Hablaba de lo poco que me gusta que me den de comer bocadillos. En el refugio de hoy, atendía éste un hombre enorme, barrigudo y con largas melenas rubias y tatuajes en los brazos; no me cuadraba un gestor de refugio así, alguien al que sólo puedes pensar conduciendo una brillante Harley Davidson. Bueno, pues que no, que además si quería una pasta tardaría por lo menos media hora, hervir el agua, cocer la pasta... Vamos, que no tenía ninguna gana de ponerse a cocinar. ¿No tendrás carne, un filete, algo así? Estamos a dos mil quinientos metros, ¿sabes?, argumento con toda la lógica de mundo. Terminé por convencerle para que me hiciera una pasta. Me das una cerveza mientras tanto, ¿vale? Tampoco tenía nada para tomarme con la cerveza, pero encima de la mesa había un queso de medio metro de diámetro. No había terminado mi cerveza y mi queso cuando se presentó con la pasta. Completé la comida con un buen pedazo de torta y un café con leche.

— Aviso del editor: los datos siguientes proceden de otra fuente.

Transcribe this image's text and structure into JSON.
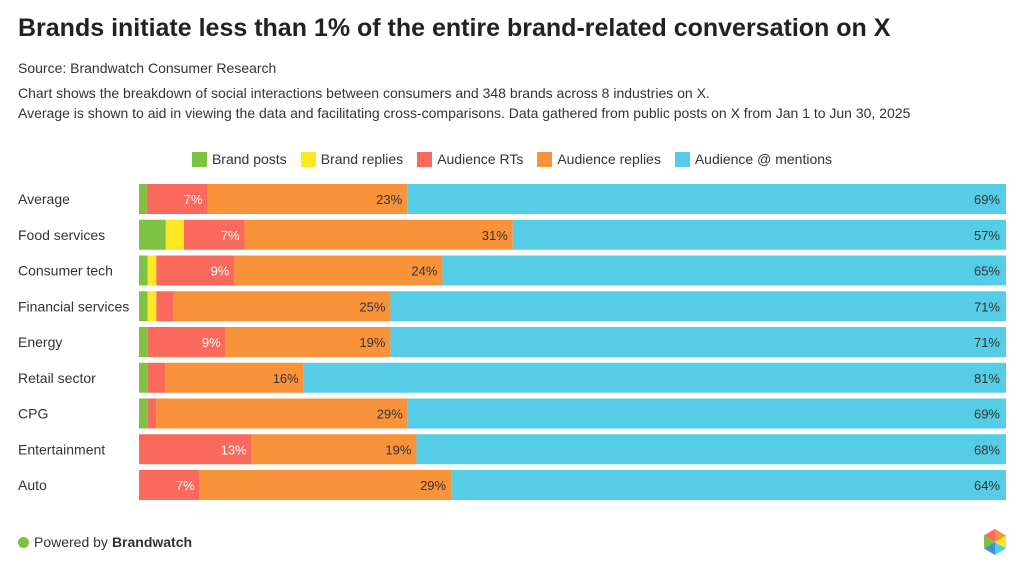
{
  "header": {
    "title": "Brands initiate less than 1% of the entire brand-related conversation on X",
    "source": "Source: Brandwatch Consumer Research",
    "description_line1": "Chart shows the breakdown of social interactions between consumers and 348 brands across 8 industries on X.",
    "description_line2": "Average is shown to aid in viewing the data and facilitating cross-comparisons. Data gathered from public posts on X from Jan 1 to Jun 30, 2025"
  },
  "footer": {
    "powered_by": "Powered by",
    "brand": "Brandwatch",
    "dot_color": "#7dc242"
  },
  "chart_data": {
    "type": "bar",
    "orientation": "horizontal",
    "stacked": true,
    "percent_stacked": true,
    "legend_position": "top",
    "categories": [
      "Average",
      "Food services",
      "Consumer tech",
      "Financial services",
      "Energy",
      "Retail sector",
      "CPG",
      "Entertainment",
      "Auto"
    ],
    "series": [
      {
        "name": "Brand posts",
        "color": "#7dc242",
        "values": [
          0.9,
          3.1,
          1.0,
          1.0,
          1.0,
          1.0,
          1.0,
          0,
          0
        ]
      },
      {
        "name": "Brand replies",
        "color": "#fde725",
        "values": [
          0,
          2.1,
          1.0,
          1.0,
          0,
          0,
          0,
          0,
          0
        ]
      },
      {
        "name": "Audience RTs",
        "color": "#f96a5d",
        "values": [
          7,
          7,
          9,
          2,
          9,
          2,
          1,
          13,
          7
        ]
      },
      {
        "name": "Audience replies",
        "color": "#f8933a",
        "values": [
          23,
          31,
          24,
          25,
          19,
          16,
          29,
          19,
          29
        ]
      },
      {
        "name": "Audience @ mentions",
        "color": "#56cde6",
        "values": [
          69,
          57,
          65,
          71,
          71,
          81,
          69,
          68,
          64
        ]
      }
    ],
    "data_labels": [
      [
        "",
        "7%",
        "23%",
        "69%"
      ],
      [
        "",
        "7%",
        "31%",
        "57%"
      ],
      [
        "",
        "9%",
        "24%",
        "65%"
      ],
      [
        "",
        "",
        "25%",
        "71%"
      ],
      [
        "",
        "9%",
        "19%",
        "71%"
      ],
      [
        "",
        "",
        "16%",
        "81%"
      ],
      [
        "",
        "",
        "29%",
        "69%"
      ],
      [
        "",
        "13%",
        "19%",
        "68%"
      ],
      [
        "",
        "7%",
        "29%",
        "64%"
      ]
    ],
    "xlim": [
      0,
      100
    ],
    "grid": false
  }
}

Mi trabajo me costó salir con mi apetito satisfecho. 

Hacia poniente un nueva cadena de montañas cruzaba el horizonte, a sus pies corría el valle de Gressoney, mi siguiente destino. Consciente de que encontraría un lugar para mi tienda antes de llegar a Gressoney-Saint-Jean llené la cantimplora pensando que un rato antes del pueblo encontraría algún lugar idílico para mi tienda, como efectivamente sucedió, una especie de proa de barco avanzada sobre el valle casi a punto de ponerse a navegar por los aires. Hoy, mi tienda puesta en el extremo de esa proa, un prado verde con algún abeto, sería como el mascarón de proa mirando hacia el mundo glaciar, allá en la alturas, del Monte Rosa.